Her remarks were seen as a veiled attack on Mamata Banerjee-led Trinamool Congress, which had stayed away
from voting in the elections for Vice President of India.

Mamata Banerjee is not alone; a few other opposition parties have derailed the myth of opposition unity on both occasions – elections for President Droupadi Murmu and Vice President Dhankhar.

Firstly, these two rounds of polling for two high constitutional posts show opposition parties lack coordination at all levels – both in Parliament and outside. There is so much absence of talent and potential candidate(s), and importantly, there was a total lack of ‘social penetration’ by these parties.
While these parties, including the communists, do not leave any chance of attacking the BJP and Prime Minister Narendra Modi for being autocratic and not an inclusive regime, on the ground, the BJP could be a better outfit for fulfilling the aspirations of tribals.

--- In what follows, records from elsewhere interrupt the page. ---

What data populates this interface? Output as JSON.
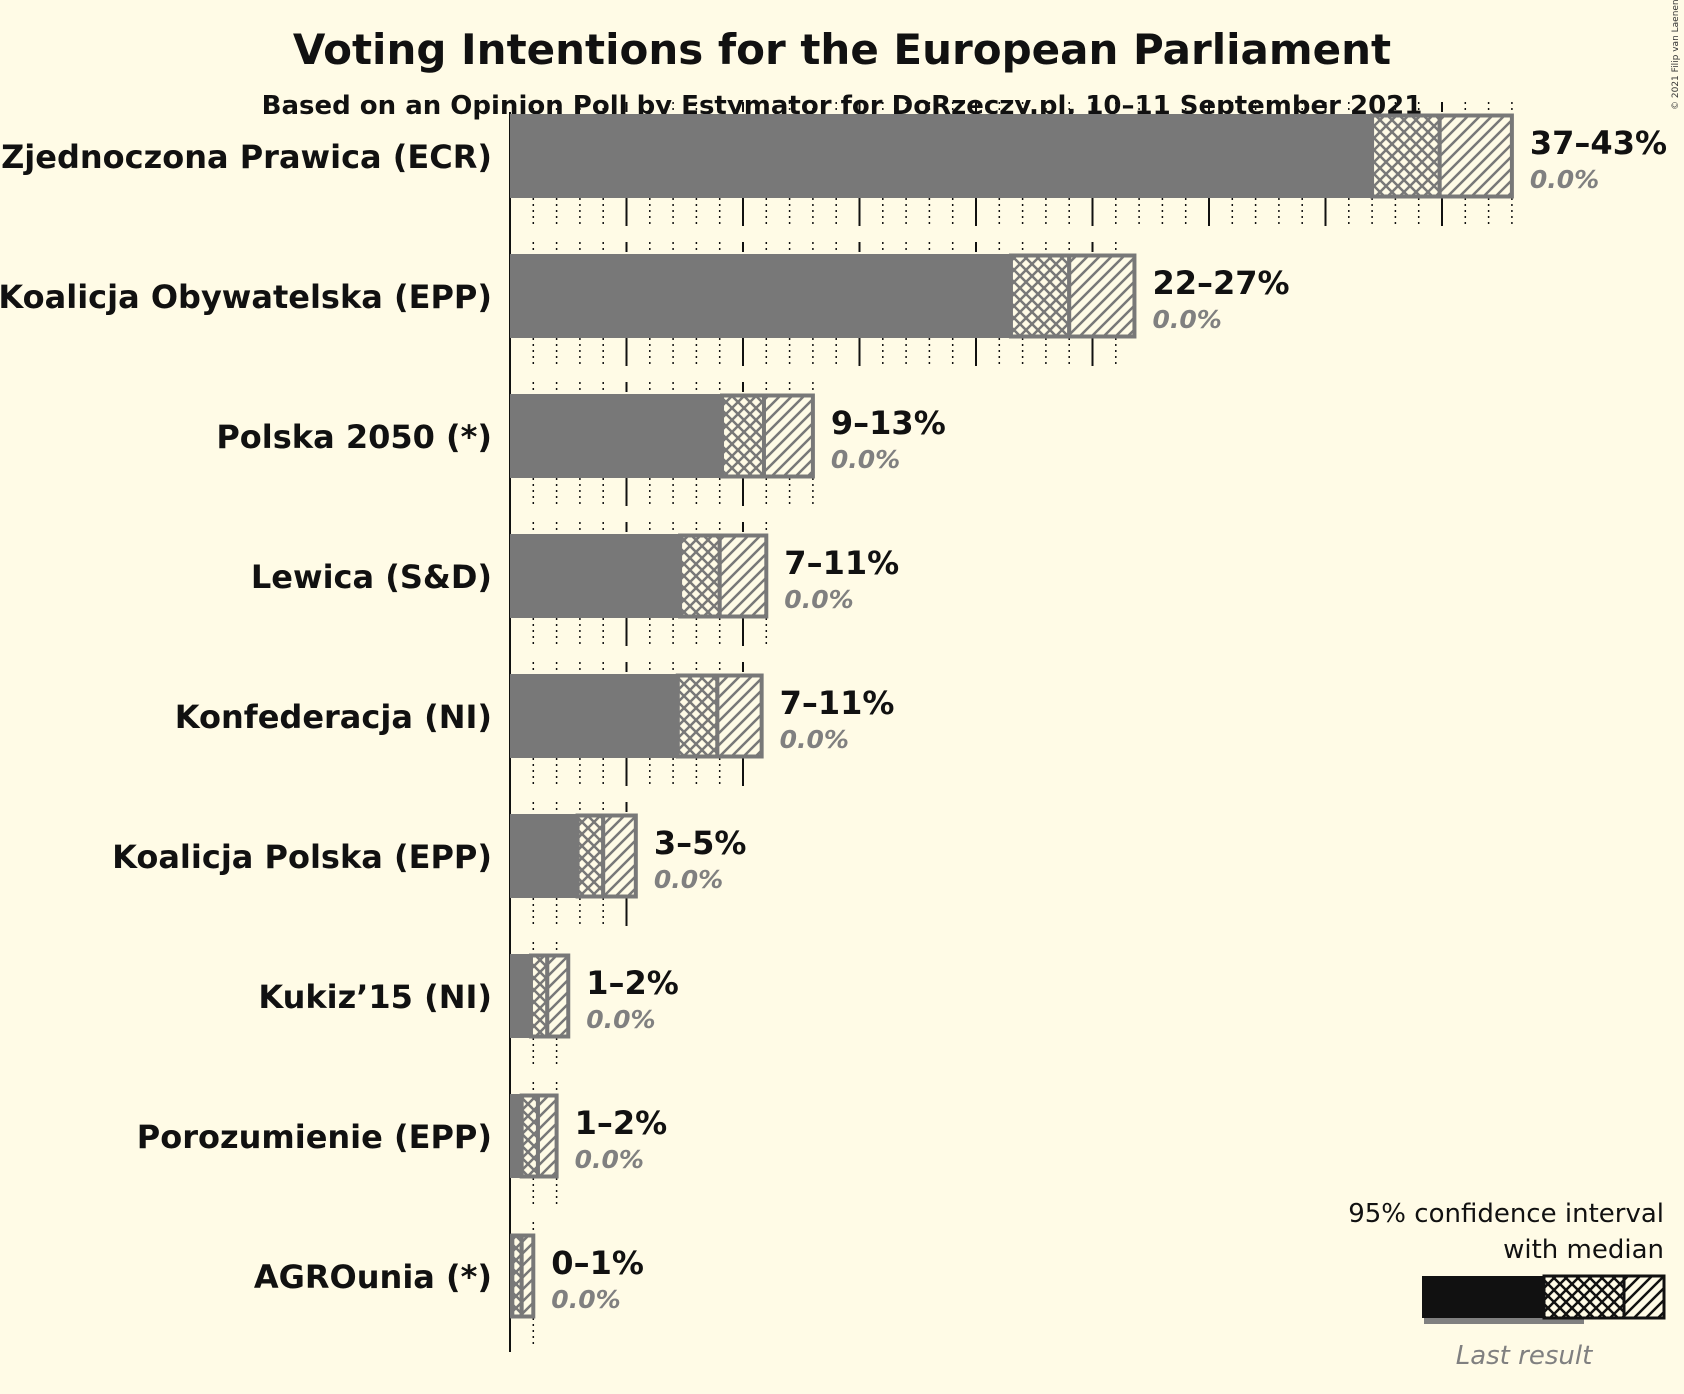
{
  "title": "Voting Intentions for the European Parliament",
  "subtitle": "Based on an Opinion Poll by Estymator for DoRzeczy.pl, 10–11 September 2021",
  "copyright": "© 2021 Filip van Laenen",
  "legend": {
    "line1": "95% confidence interval",
    "line2": "with median",
    "last_result": "Last result"
  },
  "colors": {
    "background": "#fffbe6",
    "bar": "#787878",
    "text": "#111111",
    "last_result": "#808080"
  },
  "chart_data": {
    "type": "bar",
    "orientation": "horizontal",
    "x_axis_range": [
      0,
      43
    ],
    "title": "Voting Intentions for the European Parliament",
    "categories": [
      "Zjednoczona Prawica (ECR)",
      "Koalicja Obywatelska (EPP)",
      "Polska 2050 (*)",
      "Lewica (S&D)",
      "Konfederacja (NI)",
      "Koalicja Polska (EPP)",
      "Kukiz’15 (NI)",
      "Porozumienie (EPP)",
      "AGROunia (*)"
    ],
    "range_labels": [
      "37–43%",
      "22–27%",
      "9–13%",
      "7–11%",
      "7–11%",
      "3–5%",
      "1–2%",
      "1–2%",
      "0–1%"
    ],
    "last_result_labels": [
      "0.0%",
      "0.0%",
      "0.0%",
      "0.0%",
      "0.0%",
      "0.0%",
      "0.0%",
      "0.0%",
      "0.0%"
    ],
    "ci_low": [
      37.0,
      21.5,
      9.1,
      7.3,
      7.2,
      2.9,
      0.9,
      0.5,
      0.1
    ],
    "median": [
      39.9,
      24.0,
      10.9,
      9.0,
      8.9,
      4.0,
      1.6,
      1.2,
      0.5
    ],
    "ci_high": [
      43.0,
      26.8,
      13.0,
      11.0,
      10.8,
      5.4,
      2.5,
      2.0,
      1.0
    ],
    "last_result": [
      0.0,
      0.0,
      0.0,
      0.0,
      0.0,
      0.0,
      0.0,
      0.0,
      0.0
    ]
  }
}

The stage is perhaps set for 2024, an excellent moment for Hindutva-driven nationalistic politics.

The Congress under Pt Jawaharlal Nehru had won a majority in three consecutive elections between 1952, 1957 and 1962. Under Indira Gandhi, the party won in 1967 and 1971. Incidentally, the BJP won two consecutive polls in 1998 and 1999 under Atal Bihari Vajpayee. In 2009, the Congress returned to power under Manmohan Singh, and PM Narendra Modi won the 2014 and 2019 polls.

Now, the BJP and Prime Minister Modi are marching ahead to become the first party in over five decades to win
three back-to-back Lok Sabha polls.

Of course, crucial polls are ahead in Nagaland, Meghalaya, Tripura in Feb-March 2023 followed by Karnataka
in summer; while Mizoram, Madhya Pradesh, Chhattisgarh and Rajasthan polls are also slated by November-December
next year.

A good foundation is half the journey in politics, they say.